Maintenance Factor

Il rendimento di un impianto di illuminazione non rimane costante nel tempo. Diversi fenomeni concorrono alla progressiva riduzione del flusso luminoso: il decadimento fisiologico delle sorgenti, l’usura meccanica ed elettronica degli apparecchi, lo scolorimento delle superfici riflettenti e l’accumulo di polvere o residui, particolarmente significativo in contesti industriali e produttivi. Questo insieme di fattori porta, se non correttamente considerato, a un calo delle prestazioni luminose e a livelli di illuminamento inferiori a quelli previsti in fase di progetto.

Per ovviare a questa naturale perdita si ricorre al Maintenance Factor (MF), parametro di progetto che esprime il rapporto tra il livello di illuminamento mantenuto nel tempo e quello iniziale. In altre parole, il MF tiene conto della riduzione dell’efficienza luminosa e permette di progettare un impianto in grado di garantire, anche dopo anni di utilizzo, i valori richiesti dalle normative e dalle condizioni operative.

Il valore di MF è il risultato della combinazione di diversi coefficienti, tra cui:

  • Lamp Lumen Maintenance Factor (LLMF): rappresenta la diminuzione del flusso luminoso della sorgente durante il suo ciclo di vita;
  • Lamp Survival Factor (LSF): indica la percentuale di lampade ancora funzionanti dopo un determinato periodo di funzionamento;
  • Luminaire Maintenance Factor (LMF): tiene conto dell’accumulo di polvere e del degrado ottico dell’apparecchio;
  • Room Surface Maintenance Factor (RSMF): riflette l’influenza del deterioramento e dello scolorimento delle superfici circostanti, che riducono l’efficacia della riflessione luminosa.

La corretta determinazione di questi valori dipende da variabili specifiche: tipologia di sorgente luminosa, caratteristiche degli apparecchi, frequenza e modalità di manutenzione programmata, condizioni ambientali e grado di esposizione a polveri o agenti contaminanti. In ambienti industriali, ad esempio, il fattore di manutenzione dovrà essere più cautelativo rispetto a un ufficio o a un contesto residenziale, proprio a causa della maggiore incidenza di sporcizia e usura.
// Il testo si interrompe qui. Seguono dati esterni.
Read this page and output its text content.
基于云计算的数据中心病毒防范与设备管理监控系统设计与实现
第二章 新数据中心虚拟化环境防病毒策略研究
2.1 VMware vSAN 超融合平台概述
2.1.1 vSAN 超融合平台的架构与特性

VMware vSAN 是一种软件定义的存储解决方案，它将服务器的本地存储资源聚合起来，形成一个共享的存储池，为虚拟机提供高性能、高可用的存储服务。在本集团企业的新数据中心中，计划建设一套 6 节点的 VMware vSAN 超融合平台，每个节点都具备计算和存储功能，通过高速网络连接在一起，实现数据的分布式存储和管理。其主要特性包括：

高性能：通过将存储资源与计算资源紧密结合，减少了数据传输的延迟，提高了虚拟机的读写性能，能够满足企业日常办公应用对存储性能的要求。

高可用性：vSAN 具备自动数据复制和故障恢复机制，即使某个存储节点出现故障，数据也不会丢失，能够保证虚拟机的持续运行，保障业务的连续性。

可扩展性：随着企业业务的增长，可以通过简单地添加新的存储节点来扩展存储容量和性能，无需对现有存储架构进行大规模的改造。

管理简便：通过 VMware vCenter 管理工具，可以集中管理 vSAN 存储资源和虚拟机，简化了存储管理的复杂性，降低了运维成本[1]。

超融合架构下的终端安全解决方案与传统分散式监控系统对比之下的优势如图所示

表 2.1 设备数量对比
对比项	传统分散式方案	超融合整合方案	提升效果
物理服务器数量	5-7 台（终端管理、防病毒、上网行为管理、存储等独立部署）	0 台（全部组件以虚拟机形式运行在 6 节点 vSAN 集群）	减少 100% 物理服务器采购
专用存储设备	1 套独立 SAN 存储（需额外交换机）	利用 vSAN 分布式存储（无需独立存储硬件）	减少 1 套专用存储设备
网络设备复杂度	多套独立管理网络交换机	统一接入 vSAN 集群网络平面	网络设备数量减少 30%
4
Un aspetto fondamentale del calcolo illuminotecnico consiste nell’integrare il Maintenance Factor fin dalle prime fasi di progettazione: questo garantisce che, anche al termine del periodo di manutenzione stabilito, i valori minimi di illuminamento richiesti dalle norme (come UNI EN 12464-1 per gli ambienti di lavoro) siano rispettati. Trascurare tale parametro porta a impianti che, pur risultando adeguati all’installazione, nel tempo non sono più conformi agli standard di sicurezza e comfort visivo.

Il Maintenance Factor non è un semplice coefficiente di correzione, ma uno strumento essenziale per assicurare la durabilità e l’efficienza di un impianto di illuminazione. La sua corretta applicazione consente di ottimizzare la progettazione, ridurre gli sprechi energetici dovuti a sovradimensionamenti inutili e garantire il mantenimento delle prestazioni luminose in linea con le esigenze dell’ambiente di installazione.